Verdict of posterity.

Reflective posterity may perhaps consider as not the least remarkable point in this lofty and tragic strife that it was but a strife for power. Henry II. was a sovereign who, with many noble and kingly qualities, lived, more than even most monarchs of his age, in direct violation of every Christian precept of justice, humanity, conjugal fidelity. He was lustful, cruel, treacherous, arbitrary. But throughout this contest there is no remonstrance whatever from Primate or Pope against his disobedience to the laws of God, only to those of the Church. Becket might, indeed, if he had retained his full and acknowledged religious power, have rebuked the vices, protected the subjects, interceded for the victims of the King's unbridled passions. It must be acknowledged by all that he did not take the wisest course to secure this which might have been beneficent influence. But as to what appears, if the King would have consented to allow the churchmen to despise all law—if he had not insisted on hanging priests guilty of homicide as freely as laymen—he might have gone on unreproved in his career of ambition; he might unrebuked have seduced or ravished the wives and daughters of his nobles; extorted, without remonstrance of the Clergy any revenue from his subjects, if he had kept his hands from the treasures of the Church. Henry's real tyranny was not (would it in any case have been?) the object of the churchman's censure, oppugnancy, or resistance. The cruel and ambitious and rapacious King would doubtless have lived unexcommunicated and died with plenary absolution.


[FOOTNOTES]

[1] The "History of Latin Christianity," is now completed in six volumes.—Ed.

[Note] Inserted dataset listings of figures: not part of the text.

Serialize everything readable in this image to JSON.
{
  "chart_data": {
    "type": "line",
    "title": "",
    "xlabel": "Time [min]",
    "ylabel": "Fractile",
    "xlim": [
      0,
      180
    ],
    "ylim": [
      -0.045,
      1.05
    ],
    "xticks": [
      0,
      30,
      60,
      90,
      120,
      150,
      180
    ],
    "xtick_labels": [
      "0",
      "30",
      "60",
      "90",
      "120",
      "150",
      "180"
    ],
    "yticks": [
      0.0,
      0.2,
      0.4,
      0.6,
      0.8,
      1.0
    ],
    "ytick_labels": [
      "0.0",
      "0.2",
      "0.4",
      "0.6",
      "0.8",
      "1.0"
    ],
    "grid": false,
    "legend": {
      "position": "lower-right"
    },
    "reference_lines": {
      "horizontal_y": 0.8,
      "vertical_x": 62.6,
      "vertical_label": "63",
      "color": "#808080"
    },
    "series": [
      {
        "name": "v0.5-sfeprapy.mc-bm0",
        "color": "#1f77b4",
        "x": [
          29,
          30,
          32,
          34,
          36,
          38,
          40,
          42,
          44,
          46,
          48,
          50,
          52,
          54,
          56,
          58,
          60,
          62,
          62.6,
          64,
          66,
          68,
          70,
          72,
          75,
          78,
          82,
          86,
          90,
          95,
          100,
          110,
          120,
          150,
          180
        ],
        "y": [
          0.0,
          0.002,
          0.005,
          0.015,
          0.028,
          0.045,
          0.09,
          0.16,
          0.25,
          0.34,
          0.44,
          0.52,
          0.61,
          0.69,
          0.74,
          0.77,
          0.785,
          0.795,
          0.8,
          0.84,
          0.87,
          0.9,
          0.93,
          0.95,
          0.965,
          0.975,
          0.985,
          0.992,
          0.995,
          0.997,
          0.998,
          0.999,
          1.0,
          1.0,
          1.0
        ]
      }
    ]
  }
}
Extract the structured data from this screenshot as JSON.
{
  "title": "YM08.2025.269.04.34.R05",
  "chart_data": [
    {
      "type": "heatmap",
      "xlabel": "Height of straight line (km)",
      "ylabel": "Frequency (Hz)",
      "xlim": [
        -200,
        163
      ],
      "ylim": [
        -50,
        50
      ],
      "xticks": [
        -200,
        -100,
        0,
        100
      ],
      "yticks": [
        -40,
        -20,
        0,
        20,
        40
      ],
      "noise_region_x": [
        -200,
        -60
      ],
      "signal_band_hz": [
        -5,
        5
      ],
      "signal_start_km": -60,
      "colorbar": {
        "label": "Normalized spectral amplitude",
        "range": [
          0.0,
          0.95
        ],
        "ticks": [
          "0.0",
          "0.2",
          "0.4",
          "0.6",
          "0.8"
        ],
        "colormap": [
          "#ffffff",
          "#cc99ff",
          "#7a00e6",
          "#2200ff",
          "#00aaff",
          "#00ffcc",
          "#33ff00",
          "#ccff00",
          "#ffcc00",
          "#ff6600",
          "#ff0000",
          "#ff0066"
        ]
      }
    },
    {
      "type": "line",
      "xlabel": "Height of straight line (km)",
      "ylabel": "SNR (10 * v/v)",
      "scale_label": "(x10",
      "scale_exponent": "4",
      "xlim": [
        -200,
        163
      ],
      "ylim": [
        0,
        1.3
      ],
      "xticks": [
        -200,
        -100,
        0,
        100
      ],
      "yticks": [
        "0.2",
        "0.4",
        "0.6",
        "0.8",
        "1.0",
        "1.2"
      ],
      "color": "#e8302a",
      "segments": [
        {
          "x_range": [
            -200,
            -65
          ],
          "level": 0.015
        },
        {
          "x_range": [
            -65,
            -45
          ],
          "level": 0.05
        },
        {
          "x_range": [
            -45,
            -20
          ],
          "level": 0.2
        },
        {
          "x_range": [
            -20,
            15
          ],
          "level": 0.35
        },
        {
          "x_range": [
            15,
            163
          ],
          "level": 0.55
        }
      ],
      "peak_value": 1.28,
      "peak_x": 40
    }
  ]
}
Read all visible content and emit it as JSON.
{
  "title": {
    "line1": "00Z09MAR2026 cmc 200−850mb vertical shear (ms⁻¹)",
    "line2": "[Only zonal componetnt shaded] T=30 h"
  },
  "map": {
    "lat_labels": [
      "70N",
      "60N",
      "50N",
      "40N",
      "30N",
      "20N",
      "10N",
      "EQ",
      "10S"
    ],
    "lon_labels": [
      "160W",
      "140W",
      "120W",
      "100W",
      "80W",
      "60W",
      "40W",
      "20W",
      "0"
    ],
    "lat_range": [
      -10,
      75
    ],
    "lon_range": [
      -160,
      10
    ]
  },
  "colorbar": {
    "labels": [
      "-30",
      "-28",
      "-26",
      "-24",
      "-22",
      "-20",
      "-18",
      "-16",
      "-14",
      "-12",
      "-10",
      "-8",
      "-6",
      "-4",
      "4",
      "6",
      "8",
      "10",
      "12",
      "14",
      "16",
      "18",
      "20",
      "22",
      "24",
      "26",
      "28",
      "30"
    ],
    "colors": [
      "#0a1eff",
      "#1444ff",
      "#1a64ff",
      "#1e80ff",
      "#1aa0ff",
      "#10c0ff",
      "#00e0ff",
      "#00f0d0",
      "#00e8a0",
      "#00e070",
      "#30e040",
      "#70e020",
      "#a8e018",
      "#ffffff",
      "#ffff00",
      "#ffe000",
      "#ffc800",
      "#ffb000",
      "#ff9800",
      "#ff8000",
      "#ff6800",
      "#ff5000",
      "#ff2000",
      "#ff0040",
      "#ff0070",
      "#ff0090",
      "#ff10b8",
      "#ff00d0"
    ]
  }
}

[2] There are no less than seven full contemporary, or nearly contemporary, Lives of Becket, besides fragments, legends, and "Passions." Dr. Giles has reprinted, and in some respects enlarged, those works from the authority of MSS. I give them in the order of his volumes. I. Vita Sancti Thomæ. Auctore Edward Grim. II. Auctore Roger de Pontiniaco. III. Auctore Willelmo Filio Stephani. IV. Auctoribus Joanne Decano Salisburiensi, et Alano Abbate Teuksburiensi. V. Auctore Willelmo Canterburiensi. VI. Auctore Anonymo Lambethiensi. VII. Auctore Herberto de Bosham. Of these, Grim, Fitz-Stephen, and Herbert de Bosham were throughout his life in more or less close attendance on Becket. The learned John of Salisbury was his bosom friend and counsellor. Roger of Pontigny was his intimate associate and friend in that monastery. William was probably prior of Canterbury at the time of Becket's death. The sixth professes also to have been witness to the death of Becket. (He is called Lambethiensis by Dr. Giles, merely because the MS. is in the Lambeth Library.) Add to these the curious French poem, written five years after the murder of Becket, by Garnier of Pont S. Maxence, partly published in the Berlin Transactions, by the learned Immanuel Bekker. All these, it must be remembered, write of the man; the later monkish writers (though near the time, Hoveden, Gervase, Diceto, Brompton) of the Saint.

[3] Brompton is not the earliest writer who recorded this tale; he took it from the Quadrilogus I., but of this the date is quite uncertain. The exact date of Brompton is unknown. See preface in Twysden. He goes down to the end of Richard II.